Thursday, March 28, 2024

You’ll eat up the “The Jesus Cow: A Novel”

Jesus Cow (1)By: Terri Schlichenmeyer

The town you grew up near hasn’t changed in umpteen years.
Oh, sure, there are new roads, and new houses dot the outskirts. The grocery store your Mom preferred is now owned by someone else. But there’s still a church on Main , still an everybody-knows-who-you-are watering hole, and kids still do things on Saturday nights that you once did. But in the new novel “The Jesus Cow” by Michael Perry, there’s change coming to Swivel, Wisconsin , and it’s not necessarily good.
When Harley Jackson stepped into the barn that Christmas Eve and saw that his Holstein , Tina Turner, had given birth, he knew right off that the calf was trouble.
It was a bull calf with an outline of Jesus, plain as day, right on its side, and Billy Tripp, Harley’s best friend, said that it could make Harley rich.

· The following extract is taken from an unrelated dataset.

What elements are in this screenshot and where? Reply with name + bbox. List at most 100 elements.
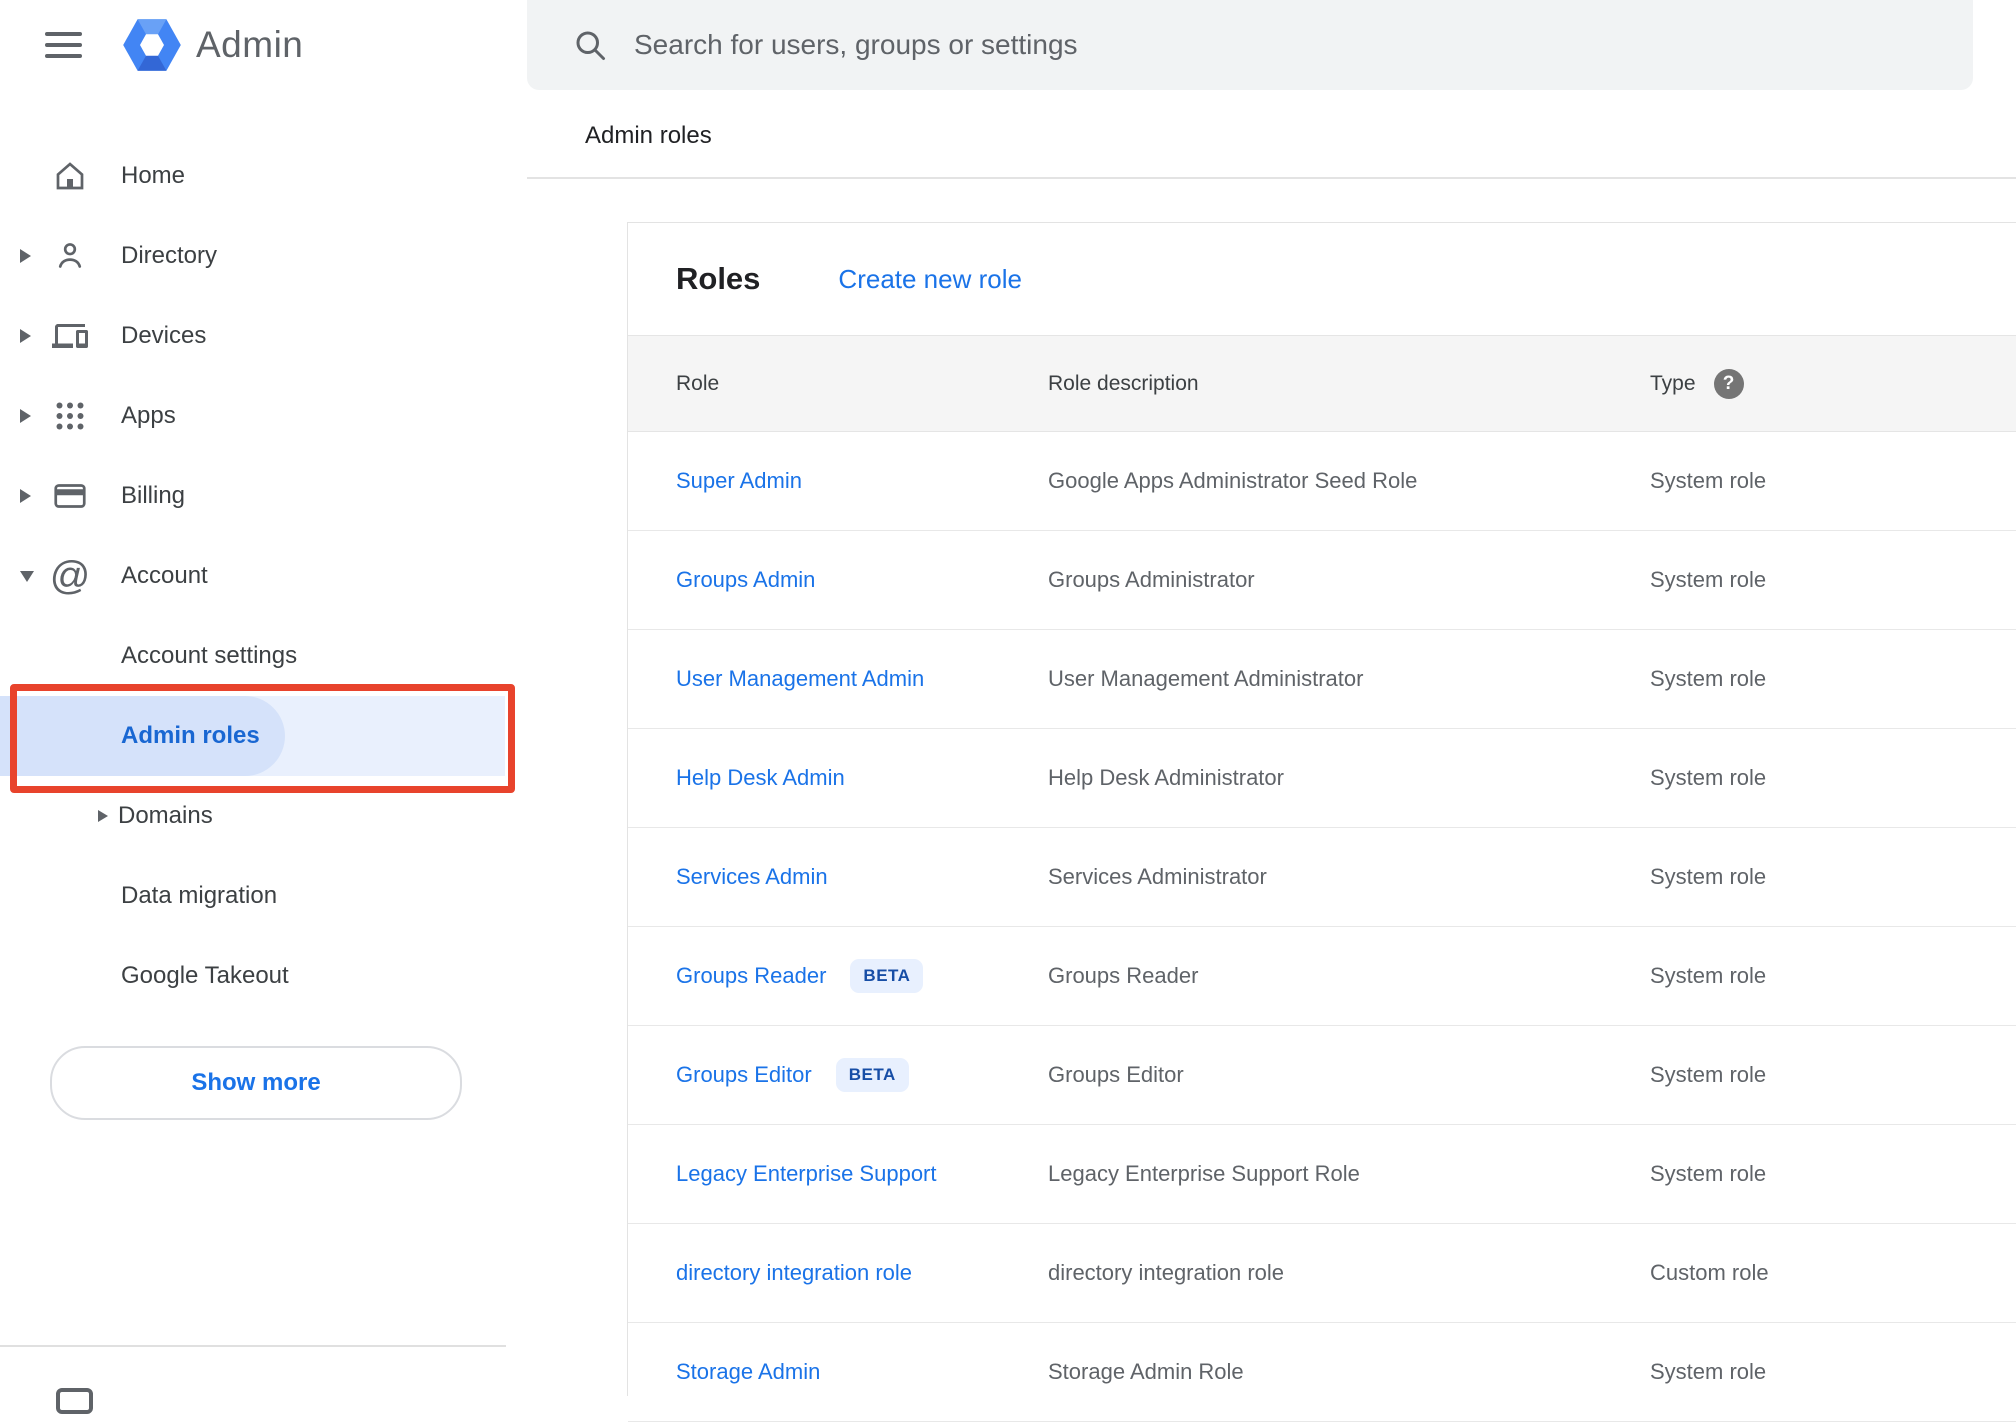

But no, Harley really just wanted to live his life with “low overhead.” He decided to hide the calf until he could figure out what to do.
Carolyn Sawchuck saw the light in Harley’s barn, and she hoped he wouldn’t spot her sitting where she was. For the past five Christmas Eves, she’d climbed forty feet to the top of Swivel’s historic water tower to check on a little project she’d been creating. If Harley and Billy couldn’t see her, then nobody could and her secret was safe.
By 3 a.m. Christmas Day, Klute Sorensen was awake and fuming about the idiots in Swivel, especially Harley Jackson. Because Harley was holding on to the last pathetic fifteen acres of what was once his family’s farm, Klute’s planned subdivision was a failure. Frustrated that he couldn’t manipulate Harley like he could many of Swivel’s other residents, Klute vowed to get that land any way he could.
As the old year gave way to the new, Harley still couldn’t decide what to do with that calf. He couldn’t even bring himself to tell his new girlfriend about the Savior on the calf’s hide – until the calf escaped and Dixie the mail carrier spotted it. Almost within minutes, County Road M was filled with believers and cars.
And Harley knew trouble had only just begun…
When I first received “The Jesus Cow,” the title gave me pause: it seemed quite profane, maybe flippantly so, but I dove in anyhow. Ultimately, I needn’t have worried: author Michael Perry’s got this one.
As it turns out, the “cow” in the title really isn’t around much in this delightful book filled with (mostly) goodhearted characters, but he does serve as a nice catalyst for what happens. Indeed, though he’s really barely mentioned directly (and certainly not irreverently), the cow runs this gently humorous, sweetly folksy – but sharply allegoric – story of greed, faith, friendship, and small-town life. I loved it.
Readers of Perry’s nonfiction books will want to know that this is perfect Perry-as-usual, only in novel form. If you’re a fan, in fact, you’ll eat this up. If you’re not a fan yet, well, “The Jesus Cow” will change that.